My child is amazing and wonderful and all I could ever wish for, and she is also a challenged (challenging?) sleeper. I have built this blog on that premise.
We’ve been through the 4-month sleep regression that lasted until she was 1, and then the 18-month sleep regression that lasted until she was 2. But the onset of the sleep regressions was only noticeable by the increase in already frequent wake-ups, or by the extension of already lengthy and trying bedtimes, so we basically consider her entire life so far as one giant sleep regression from her first night of life, when she slept for a magical 5 hours and I woke in a panic that she hadn’t been fed in so long. That amazing first night of her life was one of the best sleeps we’ve had.

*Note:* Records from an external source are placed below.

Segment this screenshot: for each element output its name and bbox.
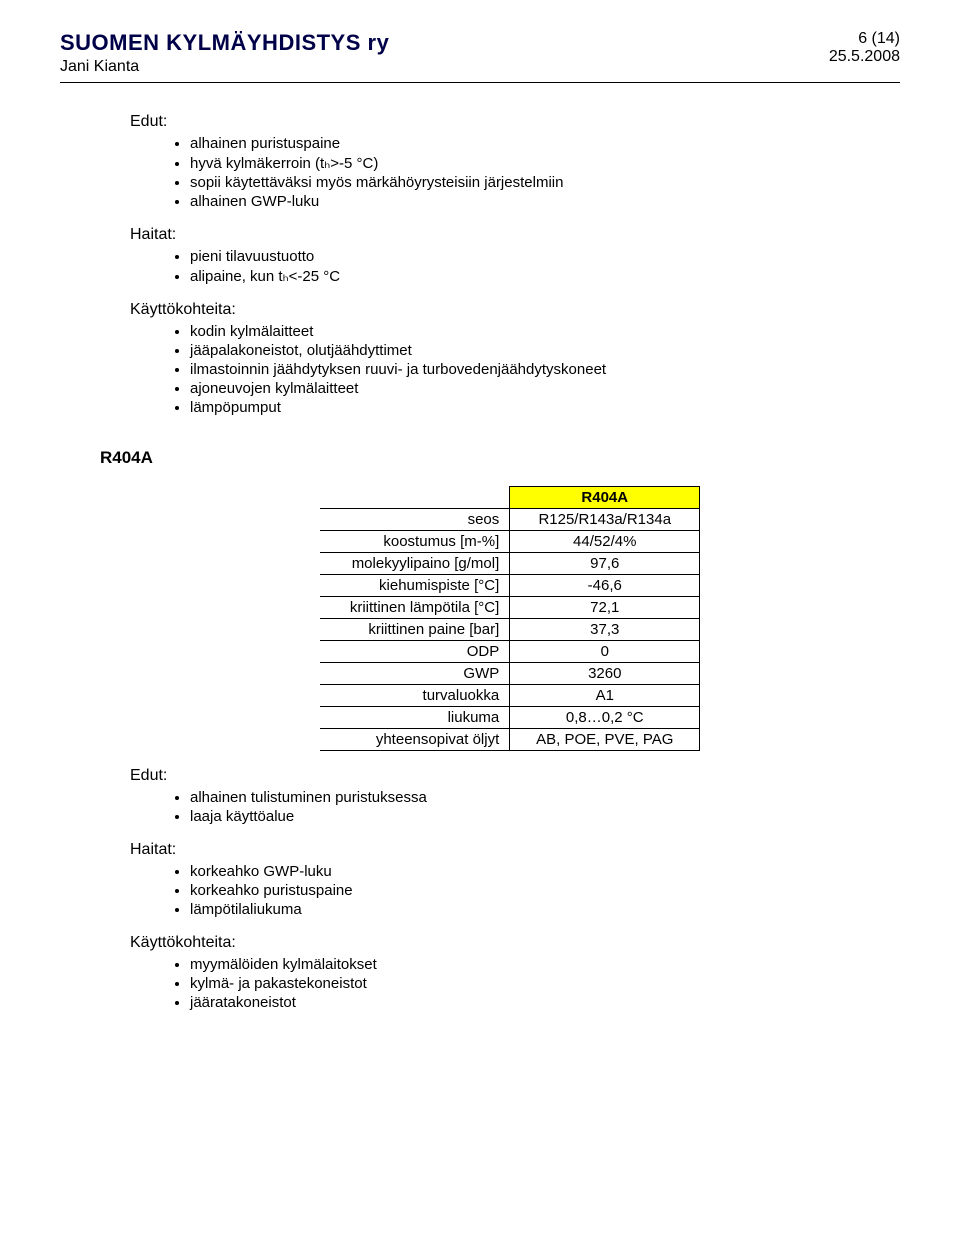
list-item: kodin kylmälaitteet <box>190 323 890 340</box>
edut-label-1: Edut: <box>130 113 890 131</box>
prop-label: kriittinen paine [bar] <box>320 619 510 641</box>
list-item: jääratakoneistot <box>190 994 890 1011</box>
page-header: SUOMEN KYLMÄYHDISTYS ry Jani Kianta 6 (1… <box>60 30 900 76</box>
haitat-list-2: korkeahko GWP-luku korkeahko puristuspain… <box>130 863 890 918</box>
list-item: sopii käytettäväksi myös märkähöyrysteis… <box>190 174 890 191</box>
edut-list-1: alhainen puristuspaine hyvä kylmäkerroin … <box>130 135 890 210</box>
haitat-label-2: Haitat: <box>130 841 890 859</box>
table-row: GWP3260 <box>320 663 700 685</box>
list-item: jääpalakoneistot, olutjäähdyttimet <box>190 342 890 359</box>
table-row: liukuma0,8…0,2 °C <box>320 707 700 729</box>
list-item: alhainen GWP-luku <box>190 193 890 210</box>
list-item: alhainen puristuspaine <box>190 135 890 152</box>
prop-value: 37,3 <box>510 619 700 641</box>
list-item: korkeahko GWP-luku <box>190 863 890 880</box>
list-item: laaja käyttöalue <box>190 808 890 825</box>
prop-label: GWP <box>320 663 510 685</box>
table-row: molekyylipaino [g/mol]97,6 <box>320 553 700 575</box>
list-item: lämpötilaliukuma <box>190 901 890 918</box>
list-item: hyvä kylmäkerroin (tₕ>-5 °C) <box>190 154 890 172</box>
haitat-label-1: Haitat: <box>130 226 890 244</box>
kaytt-label-2: Käyttökohteita: <box>130 934 890 952</box>
table-row: turvaluokkaA1 <box>320 685 700 707</box>
prop-value: 0 <box>510 641 700 663</box>
haitat-list-1: pieni tilavuustuotto alipaine, kun tₕ<-25… <box>130 248 890 285</box>
kaytt-label-1: Käyttökohteita: <box>130 301 890 319</box>
list-item: alipaine, kun tₕ<-25 °C <box>190 267 890 285</box>
table-header: R404A <box>510 487 700 509</box>
prop-value: 72,1 <box>510 597 700 619</box>
prop-label: turvaluokka <box>320 685 510 707</box>
edut-list-2: alhainen tulistuminen puristuksessa laaja… <box>130 789 890 825</box>
page-date: 25.5.2008 <box>829 48 900 66</box>
prop-value: AB, POE, PVE, PAG <box>510 729 700 751</box>
prop-value: 3260 <box>510 663 700 685</box>
prop-label: yhteensopivat öljyt <box>320 729 510 751</box>
list-item: lämpöpumput <box>190 399 890 416</box>
org-title: SUOMEN KYLMÄYHDISTYS ry <box>60 30 389 56</box>
kaytt-list-2: myymälöiden kylmälaitokset kylmä- ja paka… <box>130 956 890 1011</box>
properties-table: R404A seosR125/R143a/R134akoostumus [m-%… <box>320 486 701 751</box>
prop-label: kiehumispiste [°C] <box>320 575 510 597</box>
list-item: ajoneuvojen kylmälaitteet <box>190 380 890 397</box>
header-right: 6 (14) 25.5.2008 <box>829 30 900 66</box>
list-item: ilmastoinnin jäähdytyksen ruuvi- ja turb… <box>190 361 890 378</box>
header-left: SUOMEN KYLMÄYHDISTYS ry Jani Kianta <box>60 30 389 76</box>
main-content: Edut: alhainen puristuspaine hyvä kylmäke… <box>60 113 900 1011</box>
prop-label: kriittinen lämpötila [°C] <box>320 597 510 619</box>
prop-label: seos <box>320 509 510 531</box>
prop-label: liukuma <box>320 707 510 729</box>
prop-label: molekyylipaino [g/mol] <box>320 553 510 575</box>
table-row: kriittinen paine [bar]37,3 <box>320 619 700 641</box>
prop-value: 97,6 <box>510 553 700 575</box>
list-item: alhainen tulistuminen puristuksessa <box>190 789 890 806</box>
prop-value: 44/52/4% <box>510 531 700 553</box>
header-rule <box>60 82 900 83</box>
table-row: kiehumispiste [°C]-46,6 <box>320 575 700 597</box>
edut-label-2: Edut: <box>130 767 890 785</box>
prop-value: 0,8…0,2 °C <box>510 707 700 729</box>
table-row: ODP0 <box>320 641 700 663</box>
prop-value: -46,6 <box>510 575 700 597</box>
author: Jani Kianta <box>60 58 389 76</box>
list-item: pieni tilavuustuotto <box>190 248 890 265</box>
page-number: 6 (14) <box>829 30 900 48</box>
prop-value: A1 <box>510 685 700 707</box>
table-row: yhteensopivat öljytAB, POE, PVE, PAG <box>320 729 700 751</box>
list-item: korkeahko puristuspaine <box>190 882 890 899</box>
prop-label: ODP <box>320 641 510 663</box>
table-row: koostumus [m-%]44/52/4% <box>320 531 700 553</box>
table-row: seosR125/R143a/R134a <box>320 509 700 531</box>
refrigerant-heading: R404A <box>100 448 890 468</box>
list-item: myymälöiden kylmälaitokset <box>190 956 890 973</box>
kaytt-list-1: kodin kylmälaitteet jääpalakoneistot, olu… <box>130 323 890 416</box>
prop-value: R125/R143a/R134a <box>510 509 700 531</box>
table-row: kriittinen lämpötila [°C]72,1 <box>320 597 700 619</box>
list-item: kylmä- ja pakastekoneistot <box>190 975 890 992</box>
prop-label: koostumus [m-%] <box>320 531 510 553</box>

Of course she has slept through the night since then, on and off. Weaning helped a bit, and then simply growing up a bit and becoming a 2 year old helped a bit. But even though things are easier and better at night than they used to be, there’s always something that comes up and fucks with our sleep. From night terrors to colds and flues to our newest experience, nightmares.
Avery has been waking up crying about weird things, in a delirious, semi-awake state. The other night she woke up crying about her plate being dirty. Another night she woke crying about her toys missing. Thankfully the content of her nightmares so far doesn’t seem to be terribly upsetting or disturbing (from a rational, awake-person’s point of view), but we all know that bad dreams seem so much worse when we first wake from them, with the stress hormone coursing through our blood. So I understand that Avery’s legitimately upset about the dirty plate dream, or the dream about all of her toys going missing. And so, I go to her bed and reassure her, and cuddle her back to sleep. Recently, though, she went through a week of multiple “nightmares” a night. Just another reason why sleep continues to evade us.
Maybe when she’s 14 and in the sleepy teenager phase, we’ll get a good night of sleep.